I stop against the trunk of a tree and scan the ground that leads into the forest. The canopy of leaves overhead is blocking too much moonlight to see where I can step without making any noise, but that’s a problem with an easy fix. I close my eyes and quickly imagine each eye as a huge, sapphire-blue pool of water. In the center of each pool, I imagine black oil is bubbling up, spreading out farther and farther, until it almost covers the entire surface of them both, the blue in each pool of my eyes now only a razor-thin rim around the edges of two massive circles of black.

When I open my eyes again, I can see through the dark.

Every leaf, stone, stick, log, patch of earth, and blade of grass on the forest floor is sharp with green-tinged detail, as if rays of secret sunshine were being piped in just for me. I map out my foot placements for the next fifteen meters and leap out from behind my tree, turning my attention toward where the southern enemy should be. I spot him, shoulders hunched forward, his clunky body armor bulging on his frame as he stalks toward the pond. His arms are hugging his assault rifle to his chin as he does his best to softly crunch through the leaf litter. He’s doing a very good job. Most people would hardly notice the sound at all, but as Lieutenant Brash keeps telling me, I’m not most people.

My stare stays fixed on the enemy as my feet move on their own toward a big fallen tree trunk, hitting every noiseless step on the way from spatial memory alone.
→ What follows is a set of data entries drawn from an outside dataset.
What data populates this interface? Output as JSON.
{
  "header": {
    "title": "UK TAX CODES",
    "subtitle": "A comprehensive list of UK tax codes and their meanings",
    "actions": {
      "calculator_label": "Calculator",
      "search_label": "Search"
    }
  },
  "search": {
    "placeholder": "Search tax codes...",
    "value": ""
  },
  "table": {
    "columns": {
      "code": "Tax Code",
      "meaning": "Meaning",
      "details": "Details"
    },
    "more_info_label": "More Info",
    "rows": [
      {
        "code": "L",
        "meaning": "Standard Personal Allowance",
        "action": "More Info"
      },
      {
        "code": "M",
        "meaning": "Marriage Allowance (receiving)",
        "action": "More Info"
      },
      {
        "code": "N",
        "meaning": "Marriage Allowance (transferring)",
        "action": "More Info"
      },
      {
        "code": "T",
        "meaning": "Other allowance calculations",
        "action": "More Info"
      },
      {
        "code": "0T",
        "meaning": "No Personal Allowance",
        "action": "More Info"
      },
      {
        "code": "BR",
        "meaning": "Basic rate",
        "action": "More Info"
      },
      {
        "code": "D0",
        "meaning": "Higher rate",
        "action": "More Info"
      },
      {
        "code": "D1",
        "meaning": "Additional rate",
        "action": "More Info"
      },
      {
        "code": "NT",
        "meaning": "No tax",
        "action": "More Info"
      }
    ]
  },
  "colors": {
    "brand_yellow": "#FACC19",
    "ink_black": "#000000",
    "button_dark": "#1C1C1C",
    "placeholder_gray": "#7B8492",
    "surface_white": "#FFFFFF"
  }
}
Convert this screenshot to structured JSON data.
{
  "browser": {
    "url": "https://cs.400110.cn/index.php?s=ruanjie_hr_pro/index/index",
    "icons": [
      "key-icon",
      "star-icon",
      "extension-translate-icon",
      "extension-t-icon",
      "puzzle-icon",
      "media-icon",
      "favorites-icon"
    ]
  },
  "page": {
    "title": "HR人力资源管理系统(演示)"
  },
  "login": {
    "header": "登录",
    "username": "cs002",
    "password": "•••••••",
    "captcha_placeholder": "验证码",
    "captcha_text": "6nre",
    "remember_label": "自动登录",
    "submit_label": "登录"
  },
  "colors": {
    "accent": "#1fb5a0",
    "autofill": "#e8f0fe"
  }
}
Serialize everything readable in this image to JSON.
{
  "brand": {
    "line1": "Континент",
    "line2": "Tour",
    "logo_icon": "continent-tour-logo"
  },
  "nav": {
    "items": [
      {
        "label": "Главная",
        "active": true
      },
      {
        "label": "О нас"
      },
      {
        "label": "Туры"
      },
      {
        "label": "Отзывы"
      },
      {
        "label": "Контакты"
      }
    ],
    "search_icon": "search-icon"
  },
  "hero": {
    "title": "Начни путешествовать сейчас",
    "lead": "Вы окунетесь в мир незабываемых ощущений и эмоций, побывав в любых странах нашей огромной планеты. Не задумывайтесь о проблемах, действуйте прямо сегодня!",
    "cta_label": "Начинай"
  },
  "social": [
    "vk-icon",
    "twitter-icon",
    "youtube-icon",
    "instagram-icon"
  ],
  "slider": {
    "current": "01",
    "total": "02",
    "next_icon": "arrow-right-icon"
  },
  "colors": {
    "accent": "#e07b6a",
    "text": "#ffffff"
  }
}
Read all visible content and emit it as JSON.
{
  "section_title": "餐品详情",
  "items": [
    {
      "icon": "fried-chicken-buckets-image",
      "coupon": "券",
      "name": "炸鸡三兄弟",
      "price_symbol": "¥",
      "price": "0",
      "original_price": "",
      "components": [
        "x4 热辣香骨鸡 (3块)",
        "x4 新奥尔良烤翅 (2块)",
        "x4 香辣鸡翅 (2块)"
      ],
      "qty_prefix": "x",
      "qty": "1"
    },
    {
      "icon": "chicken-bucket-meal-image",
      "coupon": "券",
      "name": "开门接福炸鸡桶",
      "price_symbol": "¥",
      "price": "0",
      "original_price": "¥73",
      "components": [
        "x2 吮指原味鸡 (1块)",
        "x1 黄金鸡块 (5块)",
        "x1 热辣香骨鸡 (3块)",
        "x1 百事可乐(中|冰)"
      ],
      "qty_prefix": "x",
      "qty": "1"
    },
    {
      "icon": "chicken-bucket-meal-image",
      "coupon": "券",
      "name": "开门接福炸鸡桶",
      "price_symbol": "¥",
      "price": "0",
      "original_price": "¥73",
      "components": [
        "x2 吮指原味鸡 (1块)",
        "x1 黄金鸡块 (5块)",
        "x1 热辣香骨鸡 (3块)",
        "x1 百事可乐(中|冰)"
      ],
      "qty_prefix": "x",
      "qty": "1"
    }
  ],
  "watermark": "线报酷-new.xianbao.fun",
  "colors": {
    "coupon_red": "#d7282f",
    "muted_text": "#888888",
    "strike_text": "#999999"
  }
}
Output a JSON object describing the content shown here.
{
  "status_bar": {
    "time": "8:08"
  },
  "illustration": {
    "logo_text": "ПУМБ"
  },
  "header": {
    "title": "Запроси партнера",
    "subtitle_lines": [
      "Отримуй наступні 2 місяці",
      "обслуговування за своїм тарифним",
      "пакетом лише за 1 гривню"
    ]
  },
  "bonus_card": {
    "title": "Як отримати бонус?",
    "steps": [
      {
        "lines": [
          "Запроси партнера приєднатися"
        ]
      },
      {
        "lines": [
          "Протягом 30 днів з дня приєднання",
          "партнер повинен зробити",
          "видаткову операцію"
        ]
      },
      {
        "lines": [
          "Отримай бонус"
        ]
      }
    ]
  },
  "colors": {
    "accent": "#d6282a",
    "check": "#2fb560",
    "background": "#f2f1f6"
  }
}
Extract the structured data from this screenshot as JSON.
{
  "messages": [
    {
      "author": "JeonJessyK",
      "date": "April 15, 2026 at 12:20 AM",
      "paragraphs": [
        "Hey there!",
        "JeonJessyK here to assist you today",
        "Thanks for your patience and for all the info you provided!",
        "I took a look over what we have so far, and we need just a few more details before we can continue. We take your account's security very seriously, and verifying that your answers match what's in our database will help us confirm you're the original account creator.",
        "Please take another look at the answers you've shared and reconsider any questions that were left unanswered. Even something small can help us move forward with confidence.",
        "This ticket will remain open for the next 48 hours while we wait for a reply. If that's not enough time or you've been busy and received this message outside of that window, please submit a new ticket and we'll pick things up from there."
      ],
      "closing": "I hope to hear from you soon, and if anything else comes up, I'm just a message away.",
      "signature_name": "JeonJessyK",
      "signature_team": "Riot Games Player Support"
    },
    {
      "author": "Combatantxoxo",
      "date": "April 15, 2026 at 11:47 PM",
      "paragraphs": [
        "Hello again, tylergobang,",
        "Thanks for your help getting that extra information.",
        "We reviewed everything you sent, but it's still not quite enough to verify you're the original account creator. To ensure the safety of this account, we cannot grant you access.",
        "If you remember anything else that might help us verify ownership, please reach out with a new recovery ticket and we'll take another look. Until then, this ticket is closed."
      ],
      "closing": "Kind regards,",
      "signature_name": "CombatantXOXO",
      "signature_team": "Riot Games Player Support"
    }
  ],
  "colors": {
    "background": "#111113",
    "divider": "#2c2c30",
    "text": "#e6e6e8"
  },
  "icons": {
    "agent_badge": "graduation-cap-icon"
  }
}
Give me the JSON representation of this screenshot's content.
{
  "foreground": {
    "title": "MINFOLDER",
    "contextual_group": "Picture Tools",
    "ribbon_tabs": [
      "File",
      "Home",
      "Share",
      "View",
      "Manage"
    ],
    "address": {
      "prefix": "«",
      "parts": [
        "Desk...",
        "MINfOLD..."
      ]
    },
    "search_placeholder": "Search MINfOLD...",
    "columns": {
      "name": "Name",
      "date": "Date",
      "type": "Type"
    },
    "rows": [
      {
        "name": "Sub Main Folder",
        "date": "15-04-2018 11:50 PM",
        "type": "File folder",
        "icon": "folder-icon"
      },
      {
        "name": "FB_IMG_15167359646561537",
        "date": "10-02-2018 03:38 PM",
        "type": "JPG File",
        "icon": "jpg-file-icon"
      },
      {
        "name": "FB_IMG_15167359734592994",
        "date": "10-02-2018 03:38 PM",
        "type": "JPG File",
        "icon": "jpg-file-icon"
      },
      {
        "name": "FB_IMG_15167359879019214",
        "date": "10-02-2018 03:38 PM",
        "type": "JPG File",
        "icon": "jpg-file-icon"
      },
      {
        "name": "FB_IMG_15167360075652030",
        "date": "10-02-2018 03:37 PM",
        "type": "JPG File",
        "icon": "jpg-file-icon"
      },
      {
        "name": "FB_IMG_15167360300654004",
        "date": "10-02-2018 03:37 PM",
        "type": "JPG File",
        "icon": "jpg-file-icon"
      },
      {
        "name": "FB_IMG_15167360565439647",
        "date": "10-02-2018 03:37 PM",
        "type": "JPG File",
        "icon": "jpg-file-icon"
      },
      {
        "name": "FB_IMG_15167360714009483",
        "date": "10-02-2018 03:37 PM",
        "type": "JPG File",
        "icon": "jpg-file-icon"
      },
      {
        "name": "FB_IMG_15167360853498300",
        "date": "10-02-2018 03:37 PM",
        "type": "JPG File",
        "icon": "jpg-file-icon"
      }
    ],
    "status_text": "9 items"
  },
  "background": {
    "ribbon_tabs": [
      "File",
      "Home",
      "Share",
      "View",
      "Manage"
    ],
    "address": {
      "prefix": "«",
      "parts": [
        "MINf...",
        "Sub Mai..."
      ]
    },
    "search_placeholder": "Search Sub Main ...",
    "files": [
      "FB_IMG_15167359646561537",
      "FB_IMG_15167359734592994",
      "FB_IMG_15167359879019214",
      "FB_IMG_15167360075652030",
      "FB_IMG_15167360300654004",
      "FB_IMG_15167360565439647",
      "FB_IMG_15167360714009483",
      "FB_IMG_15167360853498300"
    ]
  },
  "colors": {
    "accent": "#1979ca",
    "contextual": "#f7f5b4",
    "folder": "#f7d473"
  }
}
I vault onto the fallen tree without a sound and assess my options. The tree I’m perched on fell in a way that leaned it up against another. I slowly peek around the side of the upright tree and see him. He’s twenty-three meters away. I can jump really far, but that’s too far, even for me, and he’s walking parallel to my position. He’s not gonna get any closer. I have to make my move now.

I scan the forest floor between us and spot a solid patch of ground. That should do nicely. With my spear gripped tightly in my hand, I take off like a sprinter, running up the fallen tree and launching myself as far as I can. I sail silently through the night air, heading straight for the patch of earth halfway between the fallen tree and the enemy. I clutch my spear securely in both hands, pointed-end down, and jab it into the spot of bare dirt with a dull thud, swinging my body and kicking my legs out for extra momentum. He hears what I’ve done and turns just in time to see me pole-vault at blinding speed directly toward him. The spear spins in my fingers, and I thrust the sharp end forward, impaling the enemy right through the center of his chest as I knock him down to the ground with my flying knees. I crouch on top of him, pull his gun from his hands, sling its strap over my shoulders onto my back, and then leap three meters straight up into the crook of a sturdy limb in a nearby oak tree.

One down. Two to go.

“STOP!” booms a voice, echoing through the entire forest. All around me, there are loud chunking sounds as the flood lamps in the trees punch on from every direction, blanketing the whole area with a blinding white light, turning the night as bright as day. I blink my night vision away and squint down at the forest floor. The whirring of a sublevel elevator is soon followed by the sound of leaves crunching under approaching footsteps. It isn’t very long before I see the angry military stride and army-buzzed haircut of Lieutenant Simon Brash. With his fists set firmly on his hips, he turns his face up toward me and glowers.